Metamath Proof Explorer

Theorem cnfldms

Description: The complex number field is a metric space. (Contributed by Mario Carneiro, 28-Aug-2015)

Ref Expression
Assertion cnfldms 
|- CCfld e.
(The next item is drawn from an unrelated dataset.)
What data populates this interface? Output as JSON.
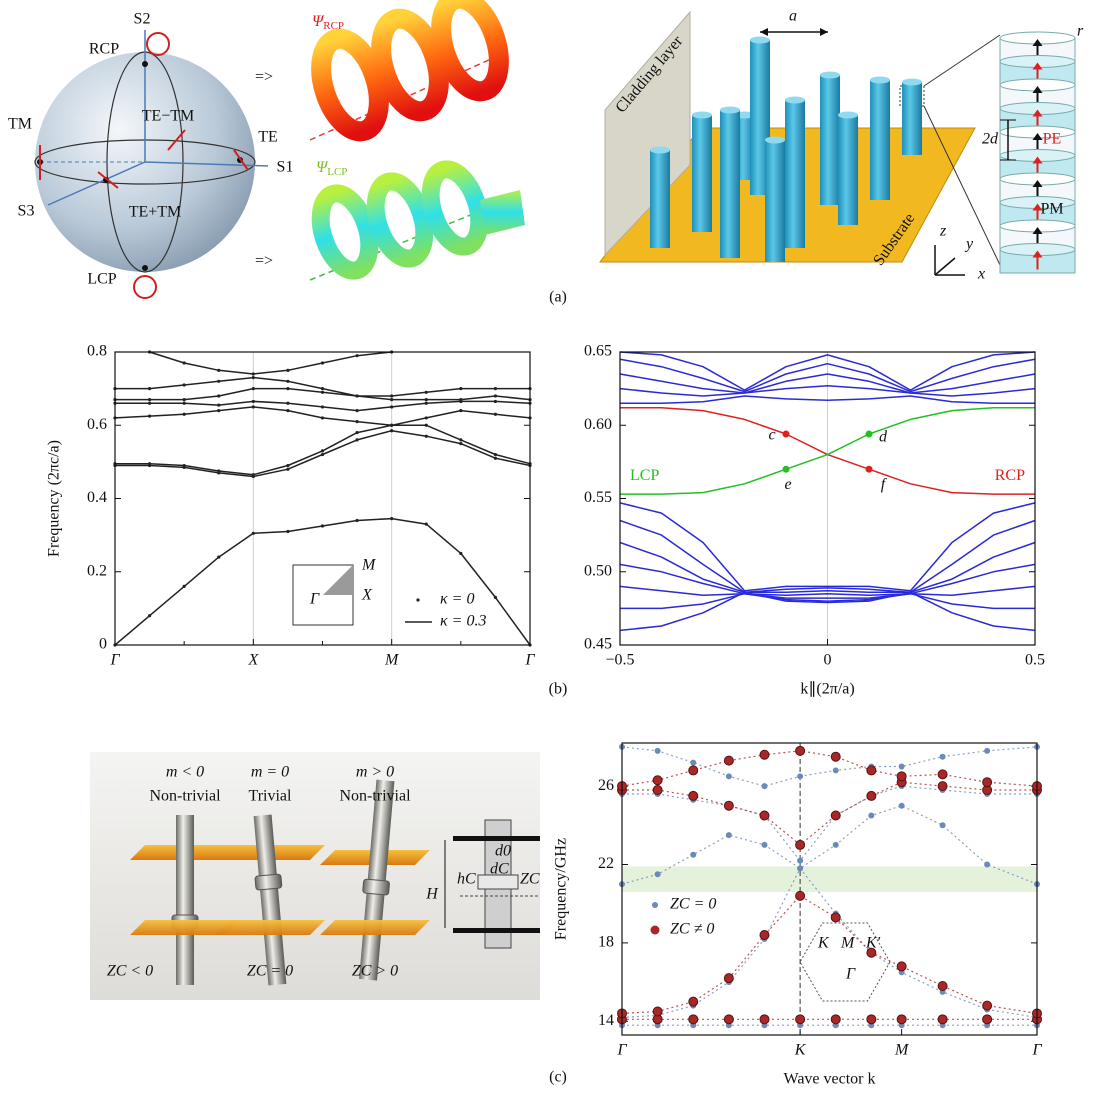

MetSp

Proof

Step Hyp Ref Expression
1 cnmet 
 |-  ( abs o. - ) e. ( Met ` CC )
2 eqid 
 |-  ( MetOpen ` ( abs o. - ) ) = ( MetOpen ` ( abs o. - ) )
3 cnxmet 
 |-  ( abs o. - ) e. ( *Met ` CC )
4 2 mopntopon 
 |-  ( ( abs o. - ) e. ( *Met ` CC ) -> ( MetOpen ` ( abs o. - ) ) e. ( TopOn ` CC ) )
5 cnfldbas 
 |-  CC = ( Base ` CCfld )
6 cnfldtset 
 |-  ( MetOpen ` ( abs o. - ) ) = ( TopSet ` CCfld )
7 5 6 topontopn 
 |-  ( ( MetOpen ` ( abs o. - ) ) e. ( TopOn ` CC ) -> ( MetOpen ` ( abs o. - ) ) = ( TopOpen ` CCfld ) )
8 3 4 7 mp2b 
 |-  ( MetOpen ` ( abs o. - ) ) = ( TopOpen ` CCfld )
9 absf 
 |-  abs : CC --> RR
10 subf 
 |-  - : ( CC X. CC ) --> CC
11 fco 
 |-  ( ( abs : CC --> RR /\ - : ( CC X. CC ) --> CC ) -> ( abs o. - ) : ( CC X. CC ) --> RR )
12 9 10 11 mp2an 
 |-  ( abs o. - ) : ( CC X. CC ) --> RR
13 ffn 
 |-  ( ( abs o. - ) : ( CC X. CC ) --> RR -> ( abs o. - ) Fn ( CC X. CC ) )
14 fnresdm 
 |-  ( ( abs o. - ) Fn ( CC X. CC ) -> ( ( abs o. - ) |` ( CC X. CC ) ) = ( abs o. - ) )
15 12 13 14 mp2b 
 |-  ( ( abs o. - ) |` ( CC X. CC ) ) = ( abs o. - )
16 cnfldds 
 |-  ( abs o. - ) = ( dist ` CCfld )
17 16 reseq1i 
 |-  ( ( abs o. - ) |` ( CC X. CC ) ) = ( ( dist ` CCfld ) |` ( CC X. CC ) )
18 15 17 eqtr3i 
 |-  ( abs o. - ) = ( ( dist ` CCfld ) |` ( CC X. CC ) )
19 8 5 18 isms2 
 |-  ( CCfld e. MetSp <-> ( ( abs o. - ) e. ( Met ` CC ) /\ ( MetOpen ` ( abs o. - ) ) = ( MetOpen ` ( abs o. - ) ) ) )
20 1 2 19 mpbir2an 
 |-  CCfld e. MetSp